JACKSONVILLE, Fla., Nov. 4, 2010 (GLOBE NEWSWIRE) -- Interline Brands, Inc., a New Jersey corporation (the "Company"), a wholly-owned subsidiary of Interline Brands, Inc., a Delaware corporation (NYSE:IBI) ("Interline"), announced that on November 4, 2010 it priced an offering of $300 million aggregate principal amount of its Senior Subordinated Notes. The Company increased the size of the offering from the previously announced $275 million to $300 million. The notes will bear a fixed interest rate of 7.00% percent per year and mature on November 15, 2018. The offering is expected to close on or about November 16, 2010. The Company expects to use the net proceeds from the offering of the notes, together with cash on hand, to repay the indebtedness under its existing credit facility, to purchase any and all of its outstanding 8 1/8% Senior Subordinated Notes due 2014 pursuant to its recently announced cash tender offer and consent solicitation and to pay related fees and expenses. The notes will be guaranteed by Interline and by all the domestic subsidiaries of the Company.

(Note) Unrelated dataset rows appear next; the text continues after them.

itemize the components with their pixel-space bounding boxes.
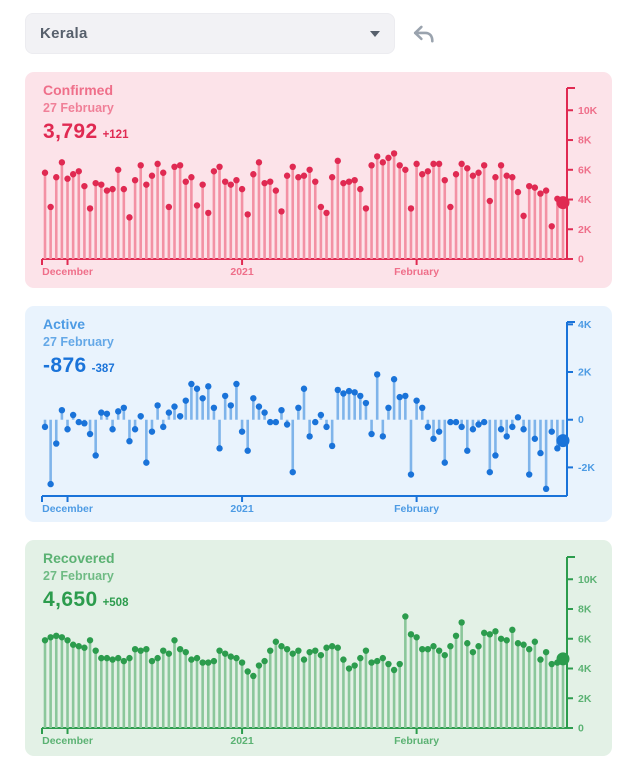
- x-axis: [41, 258, 567, 265]
- recovered-lollipop-chart: 0 2K 4K 6K 8K 10K December 2021 February: [41, 556, 598, 747]
- svg-text:4K: 4K: [578, 319, 592, 331]
- toolbar: Kerala: [25, 13, 627, 54]
- svg-text:2K: 2K: [578, 367, 592, 379]
- recovered-chart-header: Recovered 27 February 4,650 +508: [43, 550, 128, 613]
- chevron-down-icon: [370, 30, 380, 37]
- chart-value: 4,650: [43, 588, 98, 612]
- chart-delta: +121: [102, 129, 129, 142]
- svg-text:0: 0: [578, 414, 584, 426]
- svg-text:10K: 10K: [578, 105, 598, 117]
- svg-text:2K: 2K: [578, 224, 592, 236]
- svg-text:2021: 2021: [230, 266, 254, 278]
- svg-text:4K: 4K: [578, 663, 592, 675]
- chart-title: Recovered: [43, 550, 115, 566]
- chart-delta: +508: [102, 597, 129, 610]
- svg-text:2K: 2K: [578, 693, 592, 705]
- state-selector-value: Kerala: [40, 25, 88, 42]
- svg-text:8K: 8K: [578, 604, 592, 616]
- recovered-chart-panel: Recovered 27 February 4,650 +508 0 2K 4K 6K…: [25, 540, 612, 756]
- svg-text:December: December: [42, 503, 93, 515]
- chart-date: 27 February: [43, 100, 114, 115]
- undo-icon: [413, 25, 434, 42]
- svg-text:2021: 2021: [230, 735, 254, 747]
- stems-group: [41, 613, 570, 728]
- active-lollipop-chart: -2K 0 2K 4K December 2021 February: [41, 319, 595, 515]
- chart-value: -876: [43, 354, 87, 378]
- axis-labels: -2K 0 2K 4K December 2021 February: [42, 319, 595, 515]
- confirmed-chart-header: Confirmed 27 February 3,792 +121: [43, 82, 128, 145]
- chart-title: Confirmed: [43, 82, 113, 98]
- svg-text:December: December: [42, 735, 93, 747]
- state-selector-dropdown[interactable]: Kerala: [25, 13, 395, 54]
- y-axis: [566, 87, 575, 260]
- x-axis: [41, 495, 567, 502]
- svg-text:6K: 6K: [578, 633, 592, 645]
- svg-text:4K: 4K: [578, 194, 592, 206]
- axis-labels: 0 2K 4K 6K 8K 10K December 2021 February: [42, 105, 598, 278]
- svg-text:-2K: -2K: [578, 462, 595, 474]
- confirmed-lollipop-chart: 0 2K 4K 6K 8K 10K December 2021 February: [41, 87, 598, 278]
- active-chart-panel: Active 27 February -876 -387 -2K 0 2K 4K Dec…: [25, 306, 612, 522]
- svg-text:10K: 10K: [578, 574, 598, 586]
- svg-text:0: 0: [578, 254, 584, 266]
- axis-labels: 0 2K 4K 6K 8K 10K December 2021 February: [42, 574, 598, 747]
- svg-text:December: December: [42, 266, 93, 278]
- svg-text:6K: 6K: [578, 164, 592, 176]
- chart-date: 27 February: [43, 568, 114, 583]
- svg-text:0: 0: [578, 723, 584, 735]
- svg-text:February: February: [394, 735, 439, 747]
- svg-text:February: February: [394, 266, 439, 278]
- chart-title: Active: [43, 316, 86, 332]
- active-chart-header: Active 27 February -876 -387: [43, 316, 115, 379]
- svg-text:8K: 8K: [578, 135, 592, 147]
- confirmed-chart-panel: Confirmed 27 February 3,792 +121 0 2K 4K 6K…: [25, 72, 612, 288]
- svg-text:2021: 2021: [230, 503, 254, 515]
- chart-date: 27 February: [43, 334, 114, 349]
- stems-group: [41, 150, 570, 259]
- svg-text:February: February: [394, 503, 439, 515]
- x-axis: [41, 727, 567, 734]
- y-axis: [566, 556, 575, 729]
- chart-value: 3,792: [43, 120, 98, 144]
- y-axis: [566, 321, 575, 496]
- undo-button[interactable]: [409, 20, 437, 48]
- chart-delta: -387: [91, 363, 115, 376]
- stems-group: [41, 371, 570, 493]
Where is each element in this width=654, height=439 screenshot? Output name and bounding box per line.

The notes were offered to qualified institutional buyers pursuant to Rule 144A under the Securities Act of 1933, as amended (the "Securities Act") and to persons outside the United States under Regulation S of the Securities Act. The notes have not been registered under the Securities Act or any state securities laws and, unless so registered, may not be offered or sold in the United States except pursuant to an applicable exemption from the registration requirements of the Securities Act and applicable state securities laws.
This press release does not constitute an offer to sell or a solicitation of an offer to buy the notes, nor shall there be any offer, solicitation or sale of any notes in any jurisdiction in which such offer, solicitation or sale would be unlawful.
Safe Harbor Statements
The statements contained in this release which are not historical facts are forward-looking statements that are subject to risks and uncertainties that could cause actual results to differ materially from those set forth in, or implied by, forward-looking statements. Interline has tried, whenever possible, to identify these forward-looking statements using words such as "projects," "anticipates," "believes," "estimates," "expects," "plans," "intends," and similar expressions. Similarly, statements herein that describe Interline's business strategy, outlook, objectives, plans, intentions or goals are also forward-looking statements. The risks and uncertainties involving forward-looking statements include the risks described in Interline's Annual Report on Form 10-K for the fiscal year ended December 25, 2009 and its Quarterly Reports on Form 10-Q for the quarters ended March 26, 2010, June 25, 2010 and September 24, 2010. These statements reflect Interline's current beliefs and are based upon information currently available to it. Be advised that developments subsequent to this release are likely to cause these statements to become outdated with the passage of time.